Handwritten Digit Classification: LR, SVM, and SVD

Overview

Course project (MAT167, Applied Linear Algebra). We compare classic classifiers (logistic regression, linear SVM) for handwritten digits and a linear-algebraic approach (SVD). Below are a brief dataset intro and the confusion matrices rendered directly for a quick skim.

Dataset

USPS digits (10 classes), 16x16 grayscale images.
Pre-split train/test; flattened to 256-dim vectors; z-score standardized.

Sample USPS digits (0–9) — Example 16x16 grayscale digits.

SVD (Main Method)

For each digit class, compute a rank-k SVD basis U_k on that class’s training images.
For a test image x, compute reconstruction error ||x − U_k U_k^T x|| for each class and predict the class with minimal error.

Accuracy vs. rank k for SVD-based classifier — SVD classifier accuracy across ranks k (teaser of the trade-off).

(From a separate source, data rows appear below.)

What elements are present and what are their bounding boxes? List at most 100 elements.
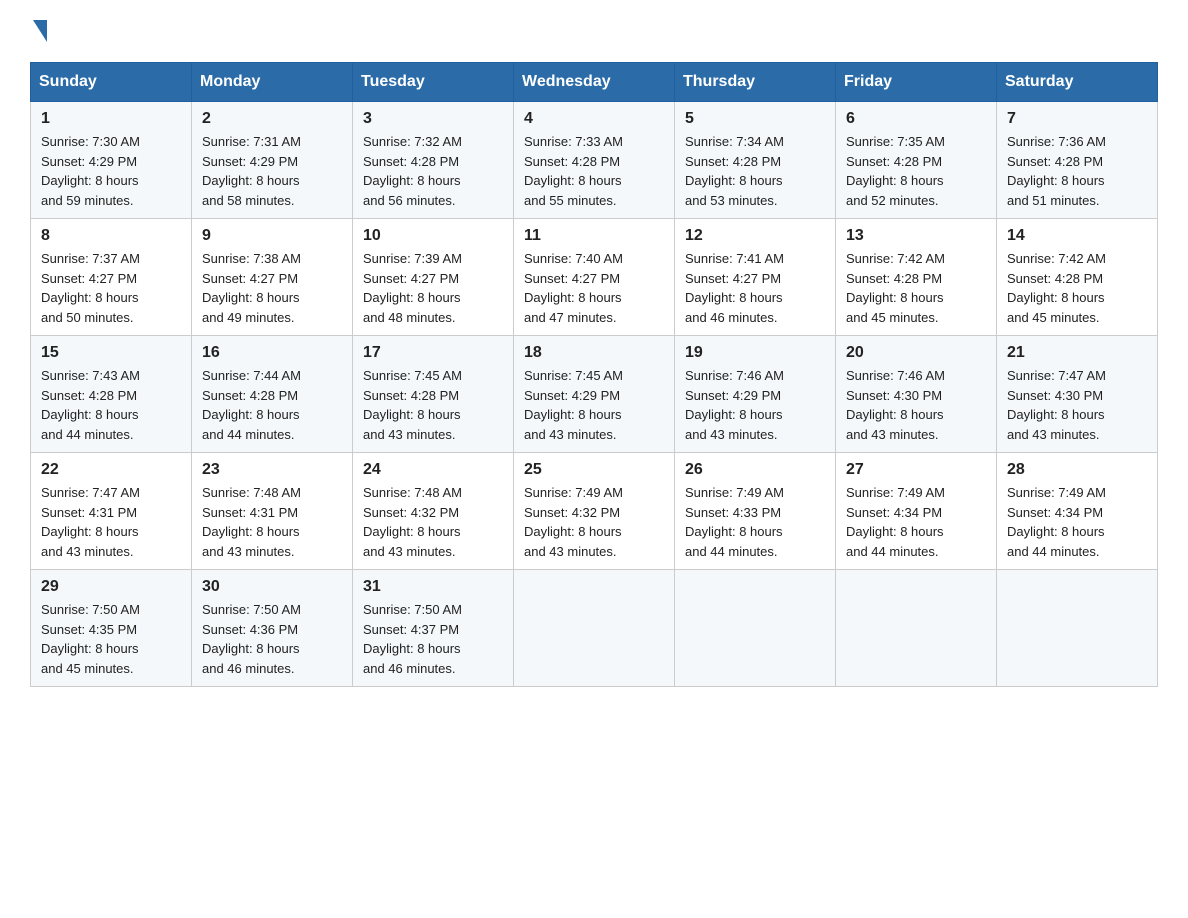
- daylight-minutes: and 49 minutes.: [202, 310, 295, 325]
- calendar-day-cell: [997, 570, 1158, 687]
- daylight-minutes: and 44 minutes.: [846, 544, 939, 559]
- sunrise-label: Sunrise: 7:42 AM: [846, 251, 945, 266]
- sunrise-label: Sunrise: 7:35 AM: [846, 134, 945, 149]
- day-info: Sunrise: 7:44 AM Sunset: 4:28 PM Dayligh…: [202, 366, 342, 444]
- day-info: Sunrise: 7:46 AM Sunset: 4:30 PM Dayligh…: [846, 366, 986, 444]
- day-info: Sunrise: 7:39 AM Sunset: 4:27 PM Dayligh…: [363, 249, 503, 327]
- sunrise-label: Sunrise: 7:49 AM: [846, 485, 945, 500]
- daylight-minutes: and 43 minutes.: [685, 427, 778, 442]
- day-info: Sunrise: 7:49 AM Sunset: 4:32 PM Dayligh…: [524, 483, 664, 561]
- daylight-label: Daylight: 8 hours: [846, 290, 944, 305]
- day-info: Sunrise: 7:49 AM Sunset: 4:34 PM Dayligh…: [1007, 483, 1147, 561]
- calendar-day-cell: [836, 570, 997, 687]
- daylight-minutes: and 55 minutes.: [524, 193, 617, 208]
- sunset-label: Sunset: 4:28 PM: [1007, 154, 1103, 169]
- day-info: Sunrise: 7:45 AM Sunset: 4:28 PM Dayligh…: [363, 366, 503, 444]
- sunset-label: Sunset: 4:28 PM: [202, 388, 298, 403]
- calendar-day-cell: [514, 570, 675, 687]
- day-number: 7: [1007, 110, 1147, 128]
- daylight-label: Daylight: 8 hours: [846, 524, 944, 539]
- daylight-minutes: and 45 minutes.: [1007, 310, 1100, 325]
- day-number: 10: [363, 227, 503, 245]
- calendar-day-cell: [675, 570, 836, 687]
- sunset-label: Sunset: 4:28 PM: [685, 154, 781, 169]
- day-number: 23: [202, 461, 342, 479]
- sunset-label: Sunset: 4:34 PM: [1007, 505, 1103, 520]
- day-number: 20: [846, 344, 986, 362]
- day-number: 16: [202, 344, 342, 362]
- calendar-day-cell: 6 Sunrise: 7:35 AM Sunset: 4:28 PM Dayli…: [836, 102, 997, 219]
- sunrise-label: Sunrise: 7:49 AM: [524, 485, 623, 500]
- daylight-label: Daylight: 8 hours: [846, 173, 944, 188]
- day-info: Sunrise: 7:50 AM Sunset: 4:37 PM Dayligh…: [363, 600, 503, 678]
- calendar-day-cell: 28 Sunrise: 7:49 AM Sunset: 4:34 PM Dayl…: [997, 453, 1158, 570]
- page-header: [30, 20, 1158, 42]
- sunset-label: Sunset: 4:28 PM: [524, 154, 620, 169]
- sunrise-label: Sunrise: 7:37 AM: [41, 251, 140, 266]
- sunrise-label: Sunrise: 7:44 AM: [202, 368, 301, 383]
- weekday-header-thursday: Thursday: [675, 63, 836, 102]
- day-number: 17: [363, 344, 503, 362]
- daylight-minutes: and 44 minutes.: [202, 427, 295, 442]
- day-info: Sunrise: 7:47 AM Sunset: 4:31 PM Dayligh…: [41, 483, 181, 561]
- day-info: Sunrise: 7:46 AM Sunset: 4:29 PM Dayligh…: [685, 366, 825, 444]
- day-number: 18: [524, 344, 664, 362]
- daylight-minutes: and 46 minutes.: [363, 661, 456, 676]
- daylight-label: Daylight: 8 hours: [41, 173, 139, 188]
- daylight-minutes: and 43 minutes.: [524, 544, 617, 559]
- daylight-minutes: and 46 minutes.: [202, 661, 295, 676]
- weekday-header-wednesday: Wednesday: [514, 63, 675, 102]
- day-number: 30: [202, 578, 342, 596]
- day-number: 6: [846, 110, 986, 128]
- daylight-minutes: and 43 minutes.: [202, 544, 295, 559]
- day-number: 11: [524, 227, 664, 245]
- day-info: Sunrise: 7:45 AM Sunset: 4:29 PM Dayligh…: [524, 366, 664, 444]
- sunset-label: Sunset: 4:28 PM: [363, 154, 459, 169]
- calendar-day-cell: 29 Sunrise: 7:50 AM Sunset: 4:35 PM Dayl…: [31, 570, 192, 687]
- sunset-label: Sunset: 4:27 PM: [41, 271, 137, 286]
- sunrise-label: Sunrise: 7:39 AM: [363, 251, 462, 266]
- sunrise-label: Sunrise: 7:43 AM: [41, 368, 140, 383]
- day-info: Sunrise: 7:34 AM Sunset: 4:28 PM Dayligh…: [685, 132, 825, 210]
- calendar-day-cell: 13 Sunrise: 7:42 AM Sunset: 4:28 PM Dayl…: [836, 219, 997, 336]
- daylight-minutes: and 58 minutes.: [202, 193, 295, 208]
- daylight-minutes: and 52 minutes.: [846, 193, 939, 208]
- day-number: 25: [524, 461, 664, 479]
- sunrise-label: Sunrise: 7:48 AM: [202, 485, 301, 500]
- daylight-label: Daylight: 8 hours: [1007, 524, 1105, 539]
- sunset-label: Sunset: 4:35 PM: [41, 622, 137, 637]
- sunset-label: Sunset: 4:33 PM: [685, 505, 781, 520]
- calendar-day-cell: 14 Sunrise: 7:42 AM Sunset: 4:28 PM Dayl…: [997, 219, 1158, 336]
- daylight-label: Daylight: 8 hours: [685, 524, 783, 539]
- weekday-header-saturday: Saturday: [997, 63, 1158, 102]
- daylight-minutes: and 43 minutes.: [363, 427, 456, 442]
- daylight-label: Daylight: 8 hours: [202, 290, 300, 305]
- daylight-minutes: and 44 minutes.: [685, 544, 778, 559]
- day-info: Sunrise: 7:43 AM Sunset: 4:28 PM Dayligh…: [41, 366, 181, 444]
- calendar-day-cell: 22 Sunrise: 7:47 AM Sunset: 4:31 PM Dayl…: [31, 453, 192, 570]
- day-number: 22: [41, 461, 181, 479]
- day-info: Sunrise: 7:42 AM Sunset: 4:28 PM Dayligh…: [1007, 249, 1147, 327]
- logo-arrow-icon: [33, 20, 47, 42]
- sunrise-label: Sunrise: 7:47 AM: [41, 485, 140, 500]
- day-info: Sunrise: 7:41 AM Sunset: 4:27 PM Dayligh…: [685, 249, 825, 327]
- daylight-label: Daylight: 8 hours: [41, 407, 139, 422]
- day-number: 21: [1007, 344, 1147, 362]
- day-number: 24: [363, 461, 503, 479]
- daylight-label: Daylight: 8 hours: [41, 290, 139, 305]
- sunrise-label: Sunrise: 7:42 AM: [1007, 251, 1106, 266]
- day-info: Sunrise: 7:35 AM Sunset: 4:28 PM Dayligh…: [846, 132, 986, 210]
- daylight-minutes: and 43 minutes.: [524, 427, 617, 442]
- calendar-week-row: 15 Sunrise: 7:43 AM Sunset: 4:28 PM Dayl…: [31, 336, 1158, 453]
- daylight-label: Daylight: 8 hours: [1007, 407, 1105, 422]
- daylight-label: Daylight: 8 hours: [202, 407, 300, 422]
- daylight-label: Daylight: 8 hours: [524, 524, 622, 539]
- day-info: Sunrise: 7:48 AM Sunset: 4:32 PM Dayligh…: [363, 483, 503, 561]
- daylight-label: Daylight: 8 hours: [363, 407, 461, 422]
- daylight-label: Daylight: 8 hours: [685, 173, 783, 188]
- calendar-day-cell: 4 Sunrise: 7:33 AM Sunset: 4:28 PM Dayli…: [514, 102, 675, 219]
- sunset-label: Sunset: 4:28 PM: [846, 271, 942, 286]
- daylight-label: Daylight: 8 hours: [685, 290, 783, 305]
- day-info: Sunrise: 7:31 AM Sunset: 4:29 PM Dayligh…: [202, 132, 342, 210]
- day-info: Sunrise: 7:49 AM Sunset: 4:34 PM Dayligh…: [846, 483, 986, 561]
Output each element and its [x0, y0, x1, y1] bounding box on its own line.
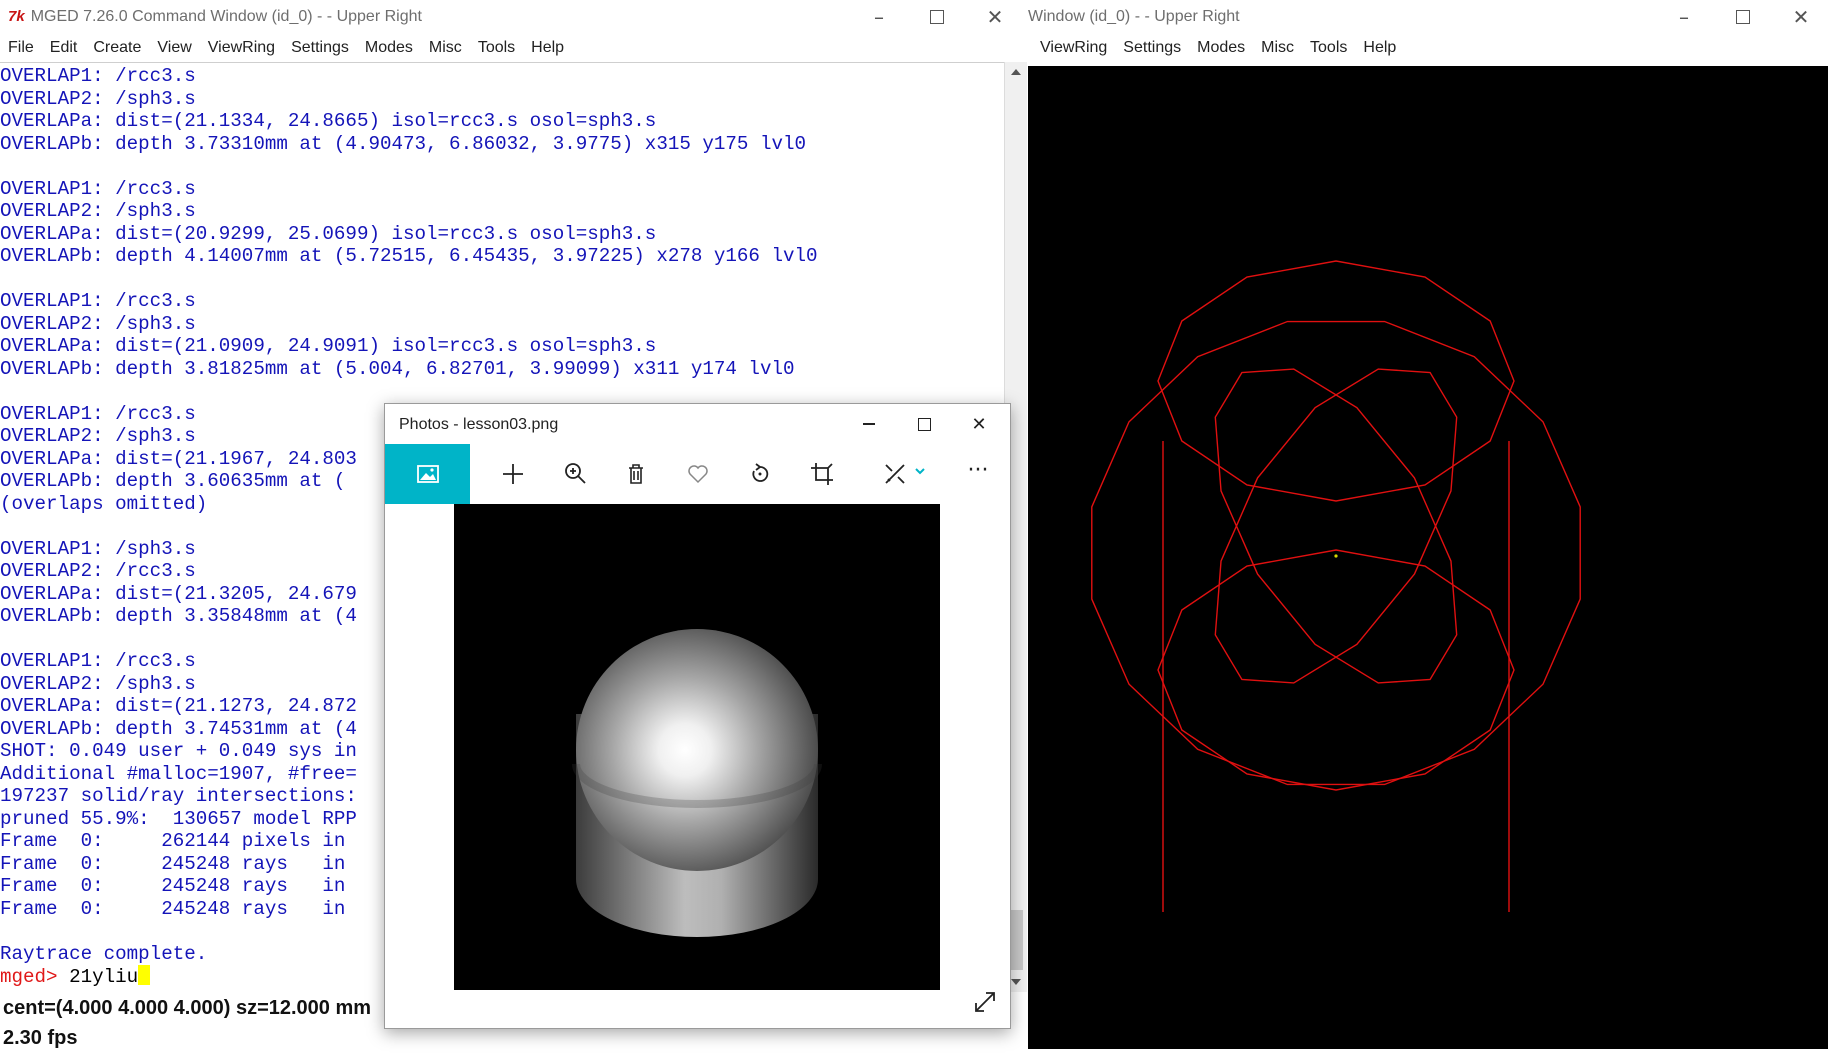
maximize-icon[interactable]: [1732, 6, 1754, 28]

SVD (k=17) confusion matrix — SVD (k=17) — Confusion Matrix (Acc ≈ 0.966).

Confusion Matrices

Logistic Regression confusion matrix — Logistic Regression — Acc ≈ 0.943

Linear SVM confusion matrix — Linear SVM — Acc ≈ 0.931

Results Summary

Logistic Regression (one-vs-rest) accuracy: ~0.943
Support Vector Machine (linear kernel) accuracy: ~0.931
SVD-based classifier (k=17, reconstruction error): ~0.966

Metrics shown are from the current run; small variation is expected across seeds/hyperparameters.

Takeaways

SVM yields the best accuracy on this USPS split.
SVD offers compact, interpretable low-rank structure, trading accuracy for speed and dimensionality reduction.
Regularization, scaling, and rank choice materially affect outcomes.